Interestingly, in the present experiment we failed to find reliable differences between the response strategies used by rats in the Standard and Reversed groups. Previous data indicates that rats tend to use different response rules when timing the presence and absence of a visual stimulus. When timing the presence of a visual stimulus (Standard gap procedure), rats tend to stop timing during the dark gap, and when timing the absence of a visual stimulus (Reversed gap procedure), rats tend to reset after the illuminated gap (Buhusi and Meck, 2000). The failure to find reliable differences between the Standard and Reversed groups in our setting may be due to the relatively low salience of the timed signal / gap. According to the time-sharing hypothesis (Buhusi, 2003), the balance between time accumulation and working-memory decay controlled by the salience of the gap, proportional to the discriminability of the gap from the to-be-timed signal (gap-signal contrast). A high gap-signal contrast promotes resetting, while a low gap-signal contrast promote stopping (Buhusi et al., 2006; Buhusi et al., 2005; Buhusi et al., 2002). Indeed Buhusi et al. (2002) manipulated the intensity of a visual stimulus in the Standard and Reversed gap procedure in rats, and found a reliable Procedure × Intensity interaction, in that the difference in response strategies bewteeen the Standard and Reversed groups increases with the intensity of the visual stimulus (Buhusi, 2003; Buhusi et al., 2005). Indeed, in our experiment we used a relatively low-intensity, 2500-lux visual stimulus, while differences between the Standard and Reversed procedure have been reported with visual stimuli of 5000-lux or more (Buhusi and Meck, 2000; Buhusi et al., 2002). An alternative explanation of these data is that the failure to to find reliable differences between the response strategies used by rats in the Standard and Reversed groups is due to a ceiling effect. Future studies using a larger range of parameters may be able to diferentiate these two possibilities.

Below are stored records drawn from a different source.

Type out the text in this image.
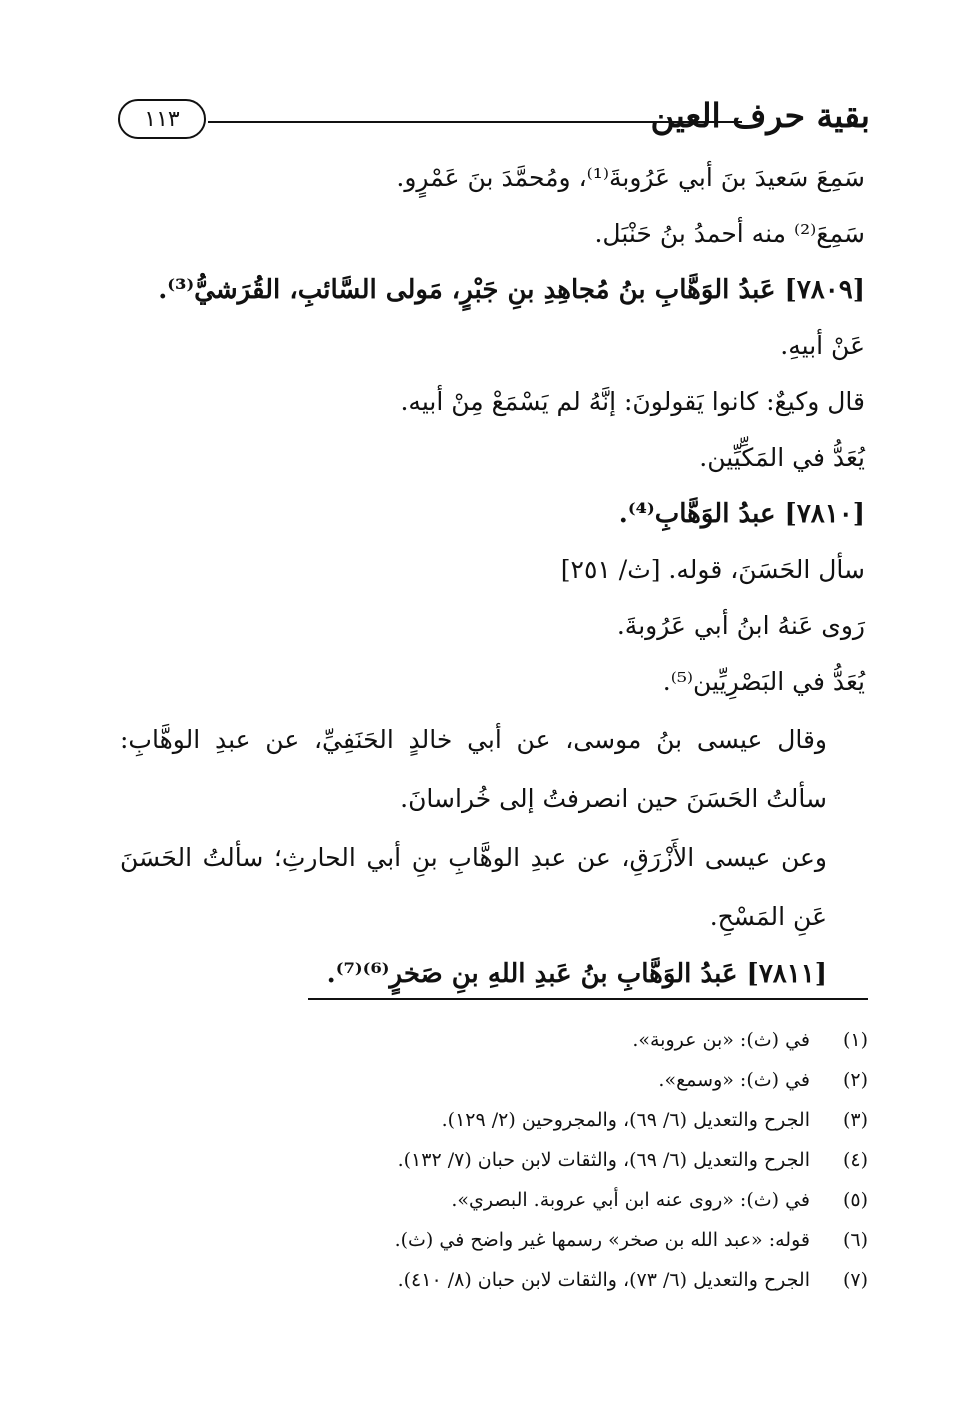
بقية حرف العين
١١٣
سَمِعَ سَعيدَ بنَ أبي عَرُوبةَ⁽¹⁾، ومُحمَّدَ بنَ عَمْرٍو.
سَمِعَ⁽²⁾ منه أحمدُ بنُ حَنْبَل.
[٧٨٠٩] عَبدُ الوَهَّابِ بنُ مُجاهِدِ بنِ جَبْرٍ، مَولى السَّائبِ، القُرَشيُّ⁽³⁾.
عَنْ أبيهِ.
قال وكيعٌ: كانوا يَقولونَ: إنَّهُ لم يَسْمَعْ مِنْ أبيه.
يُعَدُّ في المَكِّيِّين.
[٧٨١٠] عبدُ الوَهَّابِ⁽⁴⁾.
سأل الحَسَنَ، قوله. [ث/ ٢٥١]
رَوى عَنهُ ابنُ أبي عَرُوبةَ.
يُعَدُّ في البَصْرِيِّين⁽⁵⁾.
وقال عيسى بنُ موسى، عن أبي خالدٍ الحَنَفِيِّ، عن عبدِ الوهَّابِ: سألتُ الحَسَنَ حين انصرفتُ إلى خُراسانَ.
وعن عيسى الأَزْرَقِ، عن عبدِ الوهَّابِ بنِ أبي الحارثِ؛ سألتُ الحَسَنَ عَنِ المَسْحِ.
[٧٨١١] عَبدُ الوَهَّابِ بنُ عَبدِ اللهِ بنِ صَخرٍ⁽⁶⁾⁽⁷⁾.
(١)
في (ث): «بن عروبة».
(٢)
في (ث): «وسمع».
(٣)
الجرح والتعديل (٦/ ٦٩)، والمجروحين (٢/ ١٢٩).
(٤)
الجرح والتعديل (٦/ ٦٩)، والثقات لابن حبان (٧/ ١٣٢).
(٥)
في (ث): «روى عنه ابن أبي عروبة. البصري».
(٦)
قوله: «عبد الله بن صخر» رسمها غير واضح في (ث).
(٧)
الجرح والتعديل (٦/ ٧٣)، والثقات لابن حبان (٨/ ٤١٠).
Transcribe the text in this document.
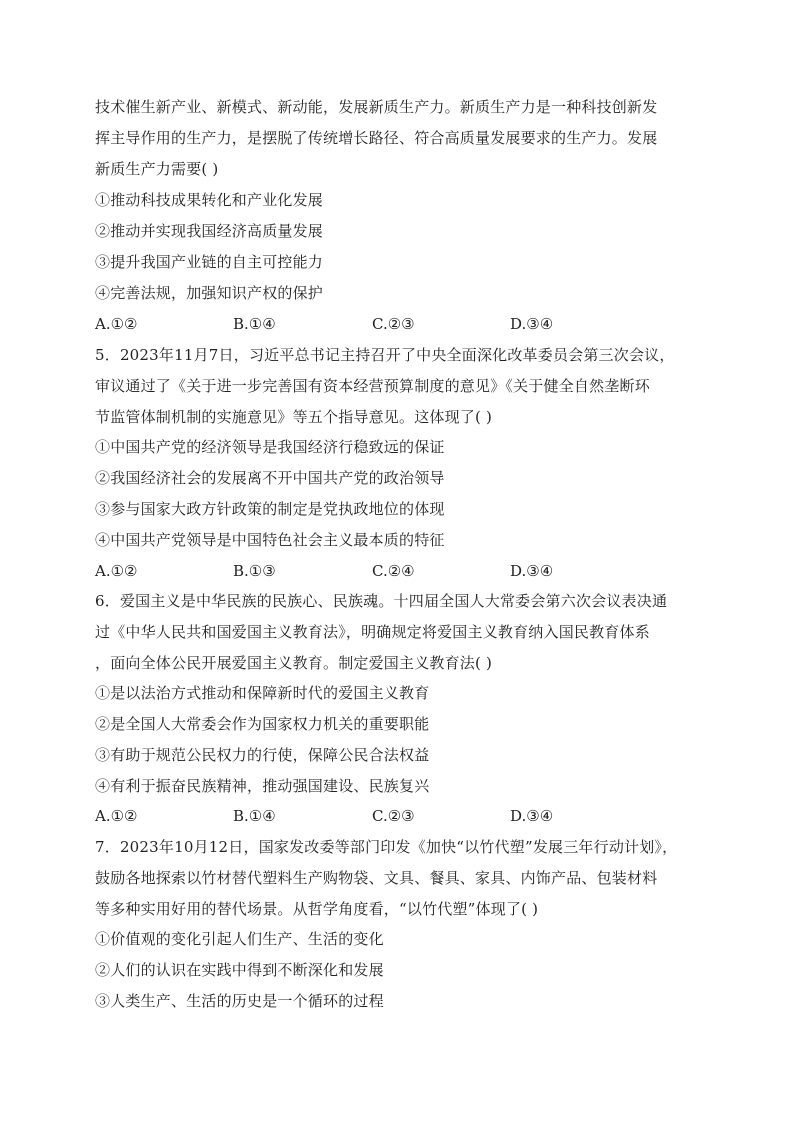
技术催生新产业、新模式、新动能，发展新质生产力。新质生产力是一种科技创新发
挥主导作用的生产力，是摆脱了传统增长路径、符合高质量发展要求的生产力。发展
新质生产力需要( )
①推动科技成果转化和产业化发展
②推动并实现我国经济高质量发展
③提升我国产业链的自主可控能力
④完善法规，加强知识产权的保护
A.①②	B.①④	C.②③	D.③④
5．2023年11月7日，习近平总书记主持召开了中央全面深化改革委员会第三次会议，
审议通过了《关于进一步完善国有资本经营预算制度的意见》《关于健全自然垄断环
节监管体制机制的实施意见》等五个指导意见。这体现了( )
①中国共产党的经济领导是我国经济行稳致远的保证
②我国经济社会的发展离不开中国共产党的政治领导
③参与国家大政方针政策的制定是党执政地位的体现
④中国共产党领导是中国特色社会主义最本质的特征
A.①②	B.①③	C.②④	D.③④
6．爱国主义是中华民族的民族心、民族魂。十四届全国人大常委会第六次会议表决通
过《中华人民共和国爱国主义教育法》，明确规定将爱国主义教育纳入国民教育体系
，面向全体公民开展爱国主义教育。制定爱国主义教育法( )
①是以法治方式推动和保障新时代的爱国主义教育
②是全国人大常委会作为国家权力机关的重要职能
③有助于规范公民权力的行使，保障公民合法权益
④有利于振奋民族精神，推动强国建设、民族复兴
A.①②	B.①④	C.②③	D.③④
7．2023年10月12日，国家发改委等部门印发《加快“以竹代塑”发展三年行动计划》，
鼓励各地探索以竹材替代塑料生产购物袋、文具、餐具、家具、内饰产品、包装材料
等多种实用好用的替代场景。从哲学角度看，“以竹代塑”体现了( )
①价值观的变化引起人们生产、生活的变化
②人们的认识在实践中得到不断深化和发展
③人类生产、生活的历史是一个循环的过程
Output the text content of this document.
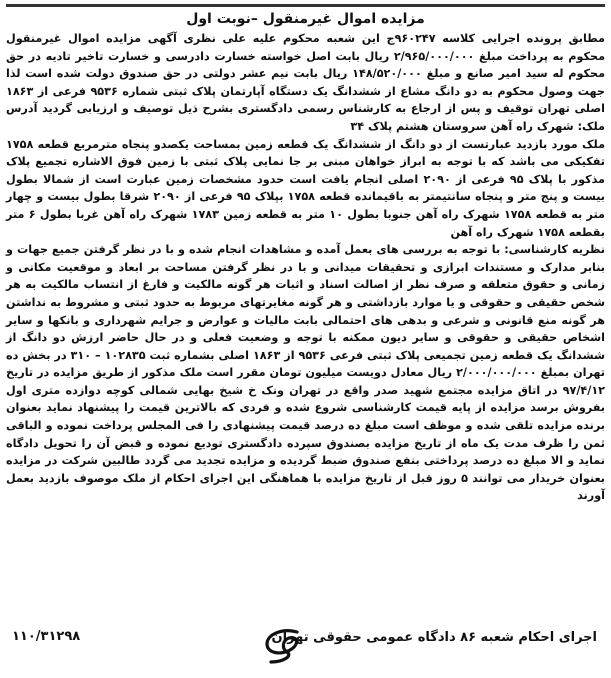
مزایده اموال غیرمنقول –نوبت اول

مطابق پرونده اجرایی کلاسه ۹۶۰۲۴۷ج این شعبه محکوم علیه علی نظری آگهی مزایده اموال غیرمنقول محکوم به پرداخت مبلغ ۲/۹۶۵/۰۰۰/۰۰۰ ریال بابت اصل خواسته خسارت دادرسی و خسارت تاخیر تادیه در حق محکوم له سید امیر صانع و مبلغ ۱۴۸/۵۲۰/۰۰۰ ریال بابت نیم عشر دولتی در حق صندوق دولت شده است لذا جهت وصول محکوم به دو دانگ مشاع از ششدانگ یک دستگاه آپارتمان پلاک ثبتی شماره ۹۵۳۶ فرعی از ۱۸۶۳ اصلی تهران توقیف و پس از ارجاع به کارشناس رسمی دادگستری بشرح ذیل توصیف و ارزیابی گردید آدرس ملک: شهرک راه آهن سروستان هشتم پلاک ۳۴

ملک مورد بازدید عبارتست از دو دانگ از ششدانگ یک قطعه زمین بمساحت یکصدو پنجاه مترمربع قطعه ۱۷۵۸ تفکیکی می باشد که با توجه به ابراز خواهان مبنی بر جا نمایی پلاک ثبتی با زمین فوق الاشاره تجمیع پلاک مذکور با پلاک ۹۵ فرعی از ۲۰۹۰ اصلی انجام یافت است حدود مشخصات زمین عبارت است از شمالا بطول بیست و پنج متر و پنجاه سانتیمتر به باقیمانده قطعه ۱۷۵۸ بپلاک ۹۵ فرعی از ۲۰۹۰ شرقا بطول بیست و چهار متر به قطعه ۱۷۵۸ شهرک راه آهن جنوبا بطول ۱۰ متر به قطعه زمین ۱۷۸۳ شهرک راه آهن غربا بطول ۶ متر بقطعه ۱۷۵۸ شهرک راه آهن

نظریه کارشناسی: با توجه به بررسی های بعمل آمده و مشاهدات انجام شده و با در نظر گرفتن جمیع جهات و بنابر مدارک و مستندات ابرازی و تحقیقات میدانی و با در نظر گرفتن مساحت بر ابعاد و موقعیت مکانی و زمانی و حقوق متعلقه و صرف نظر از اصالت اسناد و اثبات هر گونه مالکیت و فارغ از انتساب مالکیت به هر شخص حقیقی و حقوقی و یا موارد بازداشتی و هر گونه مغایرتهای مربوط به حدود ثبتی و مشروط به نداشتن هر گونه منع قانونی و شرعی و بدهی های احتمالی بابت مالیات و عوارض و جرایم شهرداری و بانکها و سایر اشخاص حقیقی و حقوقی و سایر دیون ممکنه با توجه و وضعیت فعلی و در حال حاضر ارزش دو دانگ از ششدانگ یک قطعه زمین تجمیعی پلاک ثبتی فرعی ۹۵۳۶ از ۱۸۶۳ اصلی بشماره ثبت ۱۰۲۸۳۵ – ۳۱۰ در بخش ده تهران بمبلغ ۲/۰۰۰/۰۰۰/۰۰۰ ریال معادل دویست میلیون تومان مقرر است ملک مذکور از طریق مزایده در تاریخ ۹۷/۴/۱۲ در اتاق مزایده مجتمع شهید صدر واقع در تهران ونک خ شیخ بهایی شمالی کوچه دوازده متری اول بفروش برسد مزایده از پایه قیمت کارشناسی شروع شده و فردی که بالاترین قیمت را پیشنهاد نماید بعنوان برنده مزایده تلقی شده و موظف است مبلغ ده درصد قیمت پیشنهادی را فی المجلس پرداخت نموده و الباقی ثمن را ظرف مدت یک ماه از تاریخ مزایده بصندوق سپرده دادگستری تودیع نموده و قبض آن را تحویل دادگاه نماید و الا مبلغ ده درصد پرداختی بنفع صندوق ضبط گردیده و مزایده تجدید می گردد طالبین شرکت در مزایده بعنوان خریدار می توانند ۵ روز قبل از تاریخ مزایده با هماهنگی این اجرای احکام از ملک موصوف بازدید بعمل آورند

اجرای احکام شعبه ۸۶ دادگاه عمومی حقوقی تهران
۱۱۰/۳۱۲۹۸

In the present experiment clozapine shifted the response functions leftward without changes in the width of the response functions, suggesting that clozapine did not interfere with response variability; a similar result has been reported for the DA D1 and D2 receptor antagonists SCH and raclopride (Rick et al., 2006). Moreover, in accord with other reports, clozapine administration decreased the rate of response in PI trials without affecting the (already lower) rate of response in gap trials (MacDonald and Meck, 2005). Together with data indicating that DA antagonist haloperidol shifts the response functions rightward in PI trials (opposite from clozapine) but decreases the response rates in PI trials (like clozapine) (Buhusi and Meck, 2002a; Drew et al., 2003; Rick et al., 2006), and that DA agonist cocaine shifts the response functions leftward in PI trials (like clozapine) but increases the response rates in PI trials (opposite from clozapine) (Matell et al., 2004), present results suggest that (a) the timing and the rate of response are operated on by different mechanisms in the PI procedure with gaps, and (b) the timing of the response in trials with and without gaps rely on different pharmacological mechanisms, dependent on both dopamine and serotonin. A plausible explanation of the present data is that clozapine increases the speed of an internal stopwatch by increasing DA release in frontal cortex following serotonergic blockade (Chou et al., 2003; Ichikawa et al., 2001; Meltzer et al., 2003; Rollema et al., 1997), and promotes the maintenance of the pre-gap duration in working by dopaminergic blockade (Farde et al., 1992). In summary, the PI procedure with gaps, originally developed by Church (1978) to explore the behavioral mechanisms of the internal stopwatch continues to be an effective tool for differentiating the biological mechanisms underlying the flexible use of interval timing.

Acknowledgments

This paper is dedicated to the seminal theoretical and empirical contributions of Dr. Russell M. Church to the understanding of the mechanisms of interval timing using mathematical, behavioral and neurobiological methods.

A portion of this research was presented at the Annual Meeting of the Society for Neuroscience, San Diego, CA, 2001. This work was supported by grants DA13344 from the National Institute on Drug Abuse and MH65561 from the National Institute of Mental Health to C.V.B.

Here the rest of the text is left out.